Having no interest in such shows, and at this point having no TV connection either (no great loss) I read this piece with some interest. I write about online dating a lot, and about relationships. My experience is tinged by the reality that I’m 67, but I’m also a serious outlier. I do epic international adventure travel, at least until I got home from Africa this past March. Prize winning author, bodybuilder for 46 years, serious athlete. And even at this age, I’m considered very attractive. When it comes to dating, what stood out for me in your piece was the very real challenge around physical connection. Couple truths here and I can only speak for myself. Please keep this in mind: I’ve been single most of my adult life, my “number” as it is euphemistically referred to is very high, and I mean VERY high, for I have been sexually active for fifty years, like men, like sex and am unapologetic about it.
Despite the fact that being able to match a fundamental value set is critically important, there is that whole issue of how Nature designs us to have preferences. While you’re absolutely right about phobias, the way I come at this is that there is also what drives what we find sexy or engaging. If someone smells wrong (and this is borne up by research) it ain’t happening. I can tell you within five seconds of kissing a man if he is going to be a massive flop in bed. For my part, that is about 95% of the time. Sorry to say, but that’s been my experience. As an athlete, I do not find flab or slop attractive. A wonderful human being he might be, but for those of us for whom exercise and physical vitality are essential values (and clearly it varies widely) a guy who doesn’t share my commitment is going to get right cranky about how much time I commit to health. In my line of work, if you don’t, you die. That simple. And, as I have written elsewhere, I’d rather French kiss a bulldog than have sex with a guy who does not take care of his health. For that particular domino is essential to all the other aspects of personal development. Without a healthy body it’s harder to spend time working on all our other parts. While there are plenty of exceptions (Stephen Hawking for one), I have found that being able to enjoy good health has fed the commitment to intellectual, emotional and other spheres. Not at the expense of, but as a part of. Important distinction.
One of my best friends last year married a man that nobody ever thought she would. She’s Black, gorgeous, bright. She married a Missouri Ozark boy with a comb-over. Who knew? She wanted to be married. They found each other on e-harmony. Those things do happen, but I think that there is a kind of internal trade-off that we make so that we get what we ultimately want. In her case: security, safety, a man who worships her, protects her, helps her feel safe and settled. She has that. He and I don’t get along but that doesn’t keep us from continuing to be very close.

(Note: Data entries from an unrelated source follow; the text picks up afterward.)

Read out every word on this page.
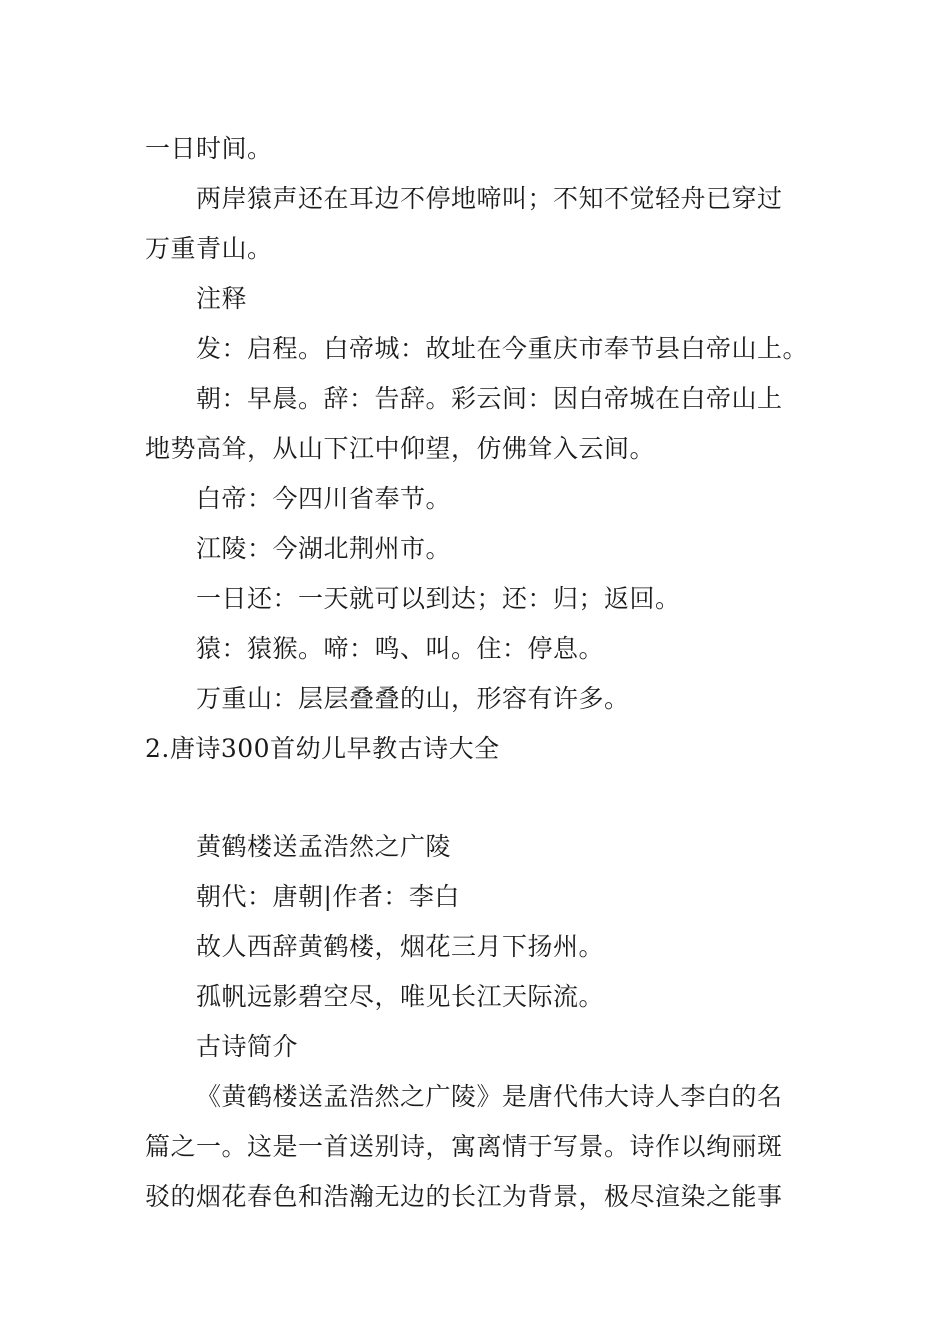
一日时间。
两岸猿声还在耳边不停地啼叫；不知不觉轻舟已穿过
万重青山。
注释
发：启程。白帝城：故址在今重庆市奉节县白帝山上。
朝：早晨。辞：告辞。彩云间：因白帝城在白帝山上
地势高耸，从山下江中仰望，仿佛耸入云间。
白帝：今四川省奉节。
江陵：今湖北荆州市。
一日还：一天就可以到达；还：归；返回。
猿：猿猴。啼：鸣、叫。住：停息。
万重山：层层叠叠的山，形容有许多。
2.唐诗300首幼儿早教古诗大全
黄鹤楼送孟浩然之广陵
朝代：唐朝|作者：李白
故人西辞黄鹤楼，烟花三月下扬州。
孤帆远影碧空尽，唯见长江天际流。
古诗简介
《黄鹤楼送孟浩然之广陵》是唐代伟大诗人李白的名
篇之一。这是一首送别诗，寓离情于写景。诗作以绚丽斑
驳的烟花春色和浩瀚无边的长江为背景，极尽渲染之能事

The older I get, the more experience I’ve had the pickier I become. I have always dated much younger men, and these days that is largely driven by two things. They have a commitment to fitness. The best ones don’t carry the baggage of the brutish men of the Boomer generation who fire angry darts at me more often than not because I am in superb shape at this age and will not end up a someone’s wet nurse. While I would at this late juncture be quite happy not dating again, given the extraordinary paucity of emotionally mature men later in life who are vulnerable, personally responsible, in shape, happy, have their own home/life/joy etc. I haven’t given up. But here’s the piece: I have met guys, on occasion, who have a lot of that, and there is NOTHING that even hints at physical chemistry on my part. The first kiss slammed the door on any future intimacy. I am sick and tired to death of inept lovers and lousy intimacy. And I am not in the business of trying to teach a fifty year old man sensuality and how to kiss. If he can’t do it by now…kindly. We’re done here.
In our ridiculous rush to shove people together in some semblance of happily ever after, we forget that this is a deeply complex, very messy process, involving a billion factors from upbringing to the afore-mentioned -isms to personal preferences. I’ve dated across culture, age, race, religion, body type, you name it. And it has been whittled down to something very, very specific. While there are some accommodations you make as you age (I have no notions of dating Henry Cavill, for example…but I would hahahaha) there are some I wouldn’t dream of changing. As is my right. Ultimately all this has led to my preferring my own company to most, other than friends. Or my beloved animals. While to a degree that’s too bad, frankly as I home in on 70, I am these days more interested in ensuring I can still ride a very, very spicy horse than I am having an inept man try to ride me. But that’s just me.